OpenAI’s growth is stalling, with Alex Kantrowitz reporting that user growth has effectively come to a halt based on a recent release claiming that ChatGPT had 100 million users a couple of weeks ago, the exact same number that the company claimed to have in November 2023. ChatGPT is a damned expensive product to operate, with the company burning through capital at a prodigious rate, and while OpenAI is aggressively monetizing it (both to consumers and to businesses), it’s far from crossing the break-even rubicon.

These people are afraid of OpenAI potentially creating a computer that can think for itself at a time they should be far more concerned about the career-manipulator and con artist that’s running the company.
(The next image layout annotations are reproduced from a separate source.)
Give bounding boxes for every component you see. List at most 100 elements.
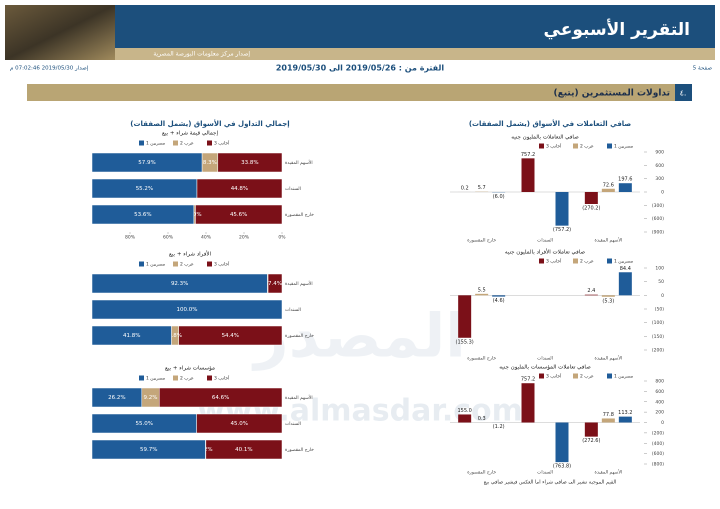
- legend-swatch: [207, 261, 212, 267]
- legend-swatch: [573, 143, 578, 149]
- value-label: 72.6: [603, 182, 614, 188]
- y-tick-label: 800: [655, 379, 664, 385]
- value-label: 41.8%: [123, 333, 140, 339]
- legend-swatch: [607, 143, 612, 149]
- y-tick-label: (300): [652, 203, 664, 209]
- legend-label: مصريين 1: [614, 144, 634, 150]
- chart-title: صافي تعاملات المؤسسات بالمليون جنيه: [499, 365, 591, 371]
- bar: [521, 383, 535, 423]
- y-tick-label: 400: [655, 399, 664, 405]
- legend-label: أجانب 3: [214, 261, 229, 268]
- watermark-logo: المصدر: [251, 302, 466, 372]
- legend-label: عرب 2: [580, 144, 594, 150]
- legend-swatch: [573, 258, 578, 264]
- value-label: 77.8: [603, 412, 614, 418]
- legend-swatch: [607, 258, 612, 264]
- bar: [601, 418, 615, 423]
- category-label: السندات: [537, 357, 553, 362]
- value-label: 757.2: [521, 377, 535, 383]
- y-tick-label: 0: [661, 190, 664, 196]
- value-label: 44.8%: [231, 186, 248, 192]
- header-subtitle: إصدار مركز معلومات البورصة المصرية: [153, 51, 250, 58]
- value-label: 3.8%: [168, 333, 182, 339]
- legend-swatch: [539, 373, 544, 379]
- chart-title: إجمالي قيمة شراء + بيع: [162, 131, 218, 137]
- bar: [492, 295, 506, 297]
- bar-segment: [91, 178, 198, 199]
- value-label: 40.1%: [235, 447, 252, 453]
- legend-swatch: [173, 261, 178, 267]
- period: الفترة من : 2019/05/26 الى 2019/05/30: [276, 64, 445, 73]
- value-label: 1.0%: [188, 212, 202, 218]
- row-label: خارج المقصورة: [285, 213, 314, 218]
- section-badge: [675, 84, 692, 101]
- y-tick-label: (600): [652, 451, 664, 457]
- row-label: السندات: [285, 422, 301, 427]
- value-label: 9.2%: [144, 395, 158, 401]
- legend-swatch: [207, 140, 212, 146]
- chart-title: مؤسسات شراء + بيع: [165, 366, 215, 372]
- category-label: الأسهم المقيدة: [594, 469, 622, 476]
- section-number: ٤.: [680, 89, 687, 98]
- legend-label: مصريين 1: [146, 262, 166, 268]
- legend-swatch: [607, 373, 612, 379]
- legend-swatch: [173, 375, 178, 381]
- legend-label: مصريين 1: [614, 259, 634, 265]
- value-label: 53.6%: [134, 212, 151, 218]
- value-label: 7.4%: [268, 281, 282, 287]
- legend-label: عرب 2: [180, 262, 194, 268]
- legend-label: مصريين 1: [146, 141, 166, 147]
- value-label: 45.0%: [231, 421, 248, 427]
- value-label: 26.2%: [108, 395, 125, 401]
- value-label: (4.6): [493, 298, 505, 304]
- value-label: 0.3: [478, 416, 486, 422]
- bar: [584, 422, 598, 437]
- legend-swatch: [539, 143, 544, 149]
- bar-segment: [91, 204, 195, 225]
- value-label: 5.5: [478, 287, 486, 293]
- value-label: 55.0%: [136, 421, 153, 427]
- page-number: صفحة 5: [693, 66, 713, 72]
- value-label: 0.2: [461, 185, 469, 191]
- value-label: 59.7%: [140, 447, 157, 453]
- y-tick-label: (800): [652, 462, 664, 468]
- note: القيم الموجبة تشير الى صافي شراء اما الع…: [484, 480, 617, 486]
- legend-label: أجانب 3: [546, 373, 561, 380]
- value-label: 92.3%: [171, 281, 188, 287]
- value-label: (763.8): [553, 464, 571, 470]
- value-label: (272.6): [582, 438, 600, 444]
- row-label: خارج المقصورة: [285, 448, 314, 453]
- x-tick-label: 40%: [201, 235, 212, 241]
- value-label: 54.4%: [222, 333, 239, 339]
- y-tick-label: 900: [655, 150, 664, 156]
- category-label: الأسهم المقيدة: [594, 237, 622, 244]
- legend-label: عرب 2: [580, 374, 594, 380]
- value-label: (5.3): [602, 298, 614, 304]
- legend-swatch: [139, 375, 144, 381]
- value-label: 57.9%: [138, 160, 155, 166]
- bar-segment: [91, 413, 197, 434]
- legend-label: عرب 2: [580, 259, 594, 265]
- category-label: الأسهم المقيدة: [594, 355, 622, 362]
- value-label: 100.0%: [177, 307, 198, 313]
- y-tick-label: 600: [655, 389, 664, 395]
- value-label: 197.6: [618, 177, 632, 183]
- value-label: 45.6%: [230, 212, 247, 218]
- category-label: السندات: [537, 471, 553, 476]
- bar-segment: [91, 439, 206, 460]
- header-title: التقرير الأسبوعي: [544, 19, 690, 40]
- bar: [601, 188, 615, 192]
- bar: [458, 414, 472, 423]
- legend-label: مصريين 1: [146, 376, 166, 382]
- header-strip: [115, 48, 715, 60]
- y-tick-label: (50): [655, 307, 664, 313]
- bar-segment: [91, 387, 143, 408]
- section-title: تداولات المستثمرين (يتبع): [554, 89, 671, 99]
- legend-label: أجانب 3: [546, 258, 561, 265]
- y-tick-label: (100): [652, 320, 664, 326]
- y-tick-label: 200: [655, 410, 664, 416]
- value-label: (757.2): [553, 227, 571, 233]
- y-tick-label: (900): [652, 230, 664, 236]
- y-tick-label: (400): [652, 441, 664, 447]
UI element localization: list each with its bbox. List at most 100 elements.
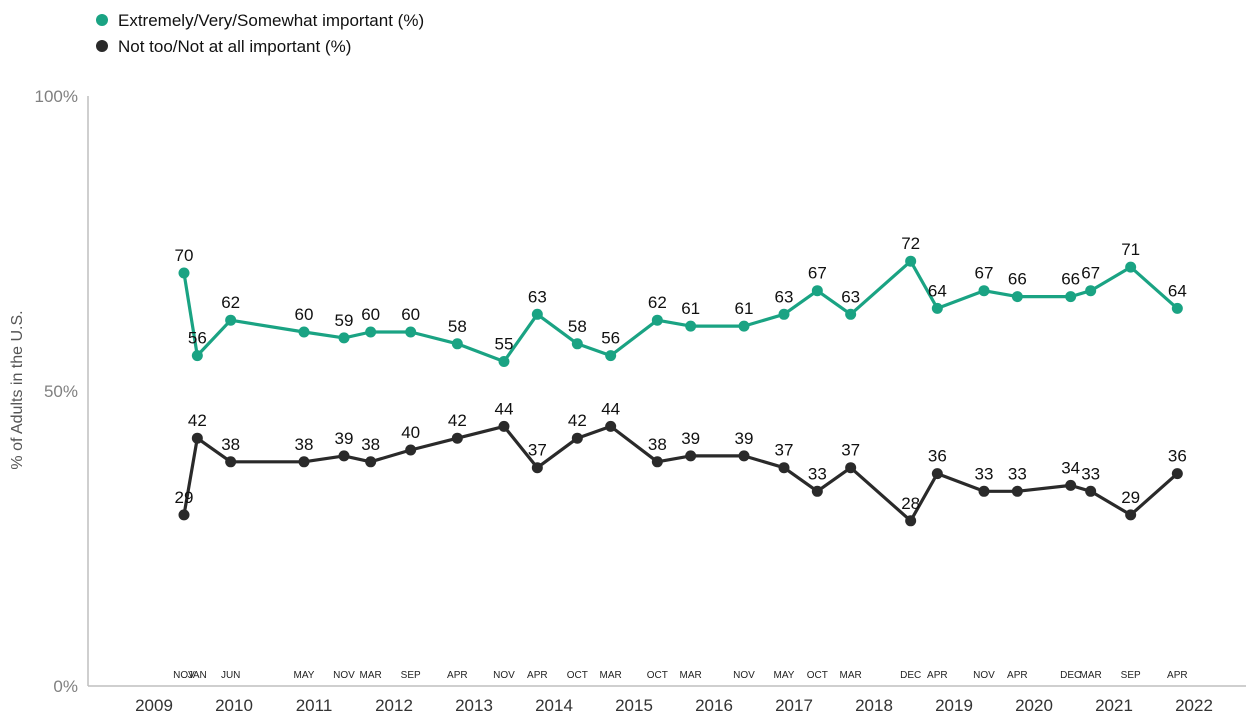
data-point [978, 485, 990, 497]
data-point [685, 320, 697, 332]
data-point [978, 285, 990, 297]
axes [87, 96, 1246, 687]
data-label: 42 [188, 411, 207, 430]
data-label: 33 [808, 464, 827, 483]
data-label: 38 [221, 435, 240, 454]
data-label: 61 [681, 299, 700, 318]
data-label: 55 [495, 335, 514, 354]
data-label: 33 [975, 464, 994, 483]
data-point [778, 462, 790, 474]
x-year-label: 2009 [135, 696, 173, 714]
data-label: 37 [841, 441, 860, 460]
x-year-label: 2020 [1015, 696, 1053, 714]
data-label: 42 [568, 411, 587, 430]
data-point [845, 462, 857, 474]
data-point [365, 326, 377, 338]
y-tick-label: 50% [44, 382, 78, 401]
data-label: 38 [295, 435, 314, 454]
data-point [298, 326, 310, 338]
x-month-label: OCT [647, 670, 668, 681]
x-month-label: APR [927, 670, 948, 681]
x-year-label: 2012 [375, 696, 413, 714]
data-point [531, 462, 543, 474]
x-month-label: DEC [1060, 670, 1081, 681]
data-point [605, 350, 617, 362]
series-2: 29 42 38 38 39 38 40 42 44 37 42 44 38 39 39 37 33 37 28 36… [175, 399, 1187, 527]
data-point [571, 338, 583, 350]
data-label: 58 [448, 317, 467, 336]
x-year-label: 2010 [215, 696, 253, 714]
x-year-label: 2016 [695, 696, 733, 714]
data-label: 60 [361, 305, 380, 324]
y-tick-labels: 0% 50% 100% [35, 87, 78, 696]
data-point [405, 326, 417, 338]
data-label: 36 [928, 447, 947, 466]
x-year-label: 2013 [455, 696, 493, 714]
data-label: 67 [808, 264, 827, 283]
x-month-label: MAR [360, 670, 382, 681]
data-point [651, 456, 663, 468]
data-label: 72 [901, 234, 920, 253]
y-axis-label: % of Adults in the U.S. [9, 310, 26, 469]
data-point [365, 456, 377, 468]
data-label: 61 [735, 299, 754, 318]
data-label: 28 [901, 494, 920, 513]
data-point [1171, 468, 1183, 480]
data-label: 64 [928, 281, 947, 300]
data-point [931, 302, 943, 314]
data-point [778, 308, 790, 320]
data-point [811, 485, 823, 497]
data-point [605, 420, 617, 432]
data-point [905, 255, 917, 267]
legend-marker [96, 40, 108, 52]
data-label: 37 [775, 441, 794, 460]
series-1: 70 56 62 60 59 60 60 58 55 63 58 56 62 61 61 63 67 63 72 64… [175, 234, 1187, 367]
x-month-label: NOV [173, 670, 195, 681]
data-point [1011, 485, 1023, 497]
data-label: 60 [401, 305, 420, 324]
legend-item: Extremely/Very/Somewhat important (%) [96, 11, 424, 30]
data-point [1085, 285, 1097, 297]
data-label: 64 [1168, 281, 1187, 300]
data-label: 62 [221, 293, 240, 312]
data-label: 67 [1081, 264, 1100, 283]
x-month-label: NOV [493, 670, 515, 681]
x-year-label: 2019 [935, 696, 973, 714]
x-month-label: NOV [733, 670, 755, 681]
data-point [931, 468, 943, 480]
data-point [298, 456, 310, 468]
data-label: 40 [401, 423, 420, 442]
data-point [451, 338, 463, 350]
x-year-label: 2022 [1175, 696, 1213, 714]
x-year-label: 2021 [1095, 696, 1133, 714]
x-month-label: DEC [900, 670, 921, 681]
data-label: 38 [361, 435, 380, 454]
data-point [405, 444, 417, 456]
data-label: 44 [601, 399, 620, 418]
x-month-label: APR [447, 670, 468, 681]
x-month-label: APR [1007, 670, 1028, 681]
data-label: 70 [175, 246, 194, 265]
data-label: 59 [335, 311, 354, 330]
x-year-label: 2017 [775, 696, 813, 714]
x-month-label: MAY [774, 670, 795, 681]
x-month-label: JAN [188, 670, 207, 681]
y-tick-label: 0% [53, 677, 78, 696]
x-year-label: 2018 [855, 696, 893, 714]
data-point [338, 332, 350, 344]
y-tick-label: 100% [35, 87, 78, 106]
data-point [1125, 261, 1137, 273]
x-month-label: NOV [333, 670, 355, 681]
data-label: 42 [448, 411, 467, 430]
x-month-label: SEP [1121, 670, 1141, 681]
data-label: 56 [188, 329, 207, 348]
data-label: 33 [1008, 464, 1027, 483]
x-month-label: JUN [221, 670, 240, 681]
legend: Extremely/Very/Somewhat important (%) Not… [96, 11, 424, 56]
data-label: 39 [681, 429, 700, 448]
data-label: 34 [1061, 458, 1080, 477]
data-point [338, 450, 350, 462]
x-month-label: SEP [401, 670, 421, 681]
data-point [1125, 509, 1137, 521]
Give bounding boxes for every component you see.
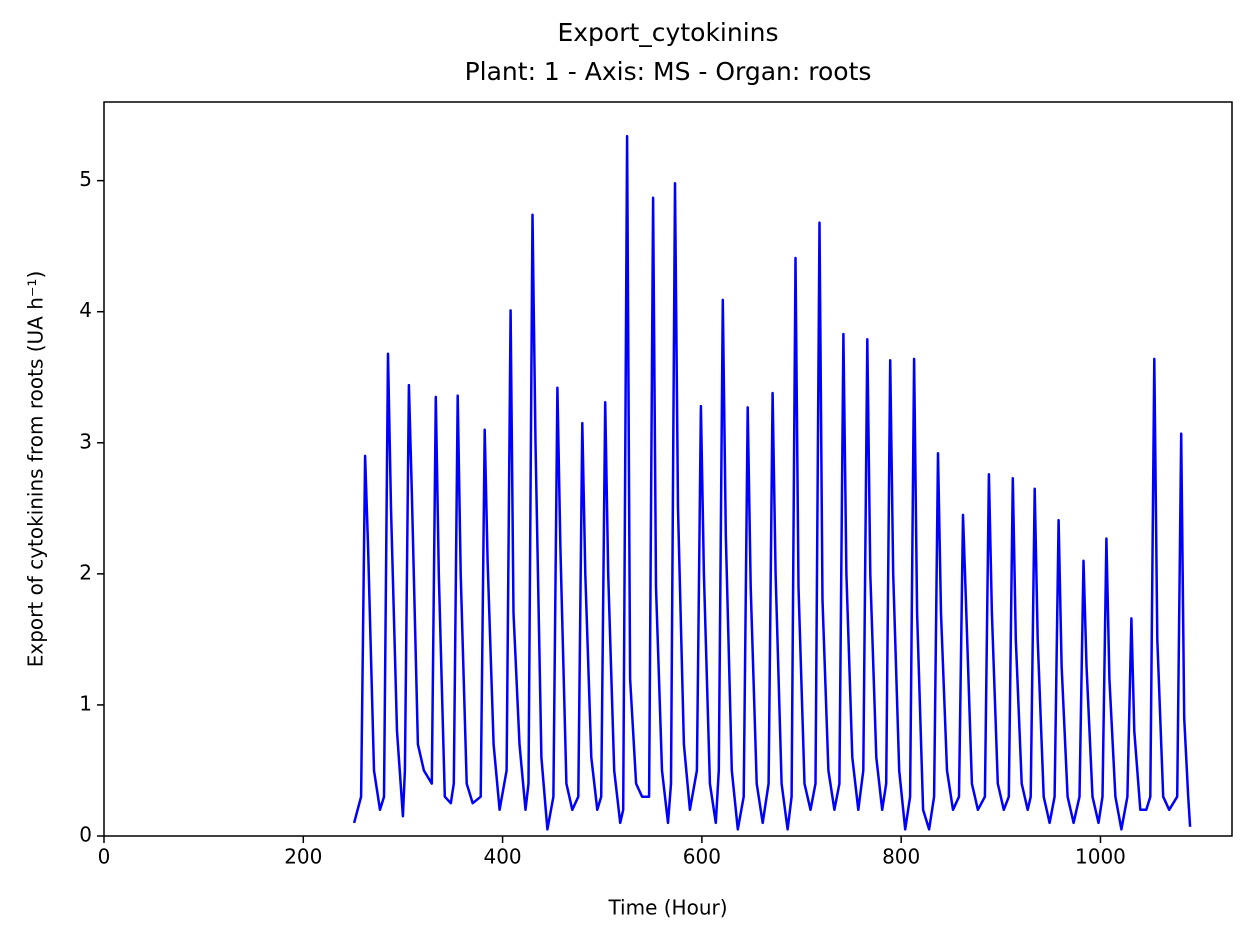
y-tick-label: 2 <box>79 560 92 584</box>
y-tick-label: 0 <box>79 823 92 847</box>
x-tick-label: 0 <box>98 845 111 869</box>
data-line <box>352 134 1192 831</box>
plot-frame <box>103 101 1233 837</box>
x-axis-label: Time (Hour) <box>607 896 727 920</box>
y-tick-label: 4 <box>79 298 92 322</box>
y-tick-label: 5 <box>79 167 92 191</box>
y-axis-label: Export of cytokinins from roots (UA h⁻¹) <box>24 271 48 668</box>
y-tick-label: 3 <box>79 429 92 453</box>
x-tick-label: 200 <box>284 845 322 869</box>
chart-subtitle: Plant: 1 - Axis: MS - Organ: roots <box>465 57 872 86</box>
y-tick-label: 1 <box>79 691 92 715</box>
x-tick-label: 1000 <box>1075 845 1126 869</box>
x-tick-label: 800 <box>882 845 920 869</box>
chart-title: Export_cytokinins <box>557 18 778 47</box>
x-tick-label: 400 <box>483 845 521 869</box>
x-tick-label: 600 <box>683 845 721 869</box>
Sam Altman is dangerous to artificial intelligence not because he’s building artificial general intelligence — a kind of AI that meets or surpasses human cognitive capabilities, and potentially mimics human sentience, a bit like Data from Star Trek: The Next Generation — but because Sam Altman’s focus is on what Sam Altman can build to grow the power and influence of Sam Altman.

A fucking men.

Interesting - pretty early in the hype-cycle for these kind of articles to be dropping…

Potentially tracks with some of what I have seen locally with companies throwing money at AI projects and infrastructure before they even have defined use cases.

Also, Broadcom announced Q1 numbers, smashing expectations - ~40% YoY revenue growth (~12% excluding VMware contributions).

Relevant to this thread as they play in AI with their own chips, plus one tidbut on the investor call was for every 1B spent on AI GPU’s, there is a 25%-35% pullthrough on AI and DC networking for Broadcom.

Thay also announced a 10-for-1 share split.

Wall Street said, “Yes, we’ll have some of that.”

image

I mean, that’s what we call a bubble.

I mean, it is like the dotcom bubble.

There is actual useful technology behind all of this, we just have a lot of deep pocketed corporations, investors, all trying to outspend one another in a race to obtain a piece of the AI powered future, spending way more money than what this tech is currently worth, hoping that buying for the promising future is a good bet, rather than what these models are currently capable of, which is pretty narrow.

Where, in the dotcom boom, you had companies and investors buy anything “web” and spend way too much money for stuff that wasn’t fully capable of doing what was promised at the time, nor had the userbase to sustain that sort of spending etc.

It’ll probably crash the market in a year or so. (Me being cynical)

Ooh nice, I have a chunk of Broadcom in my portfolio. Off to check Etrade!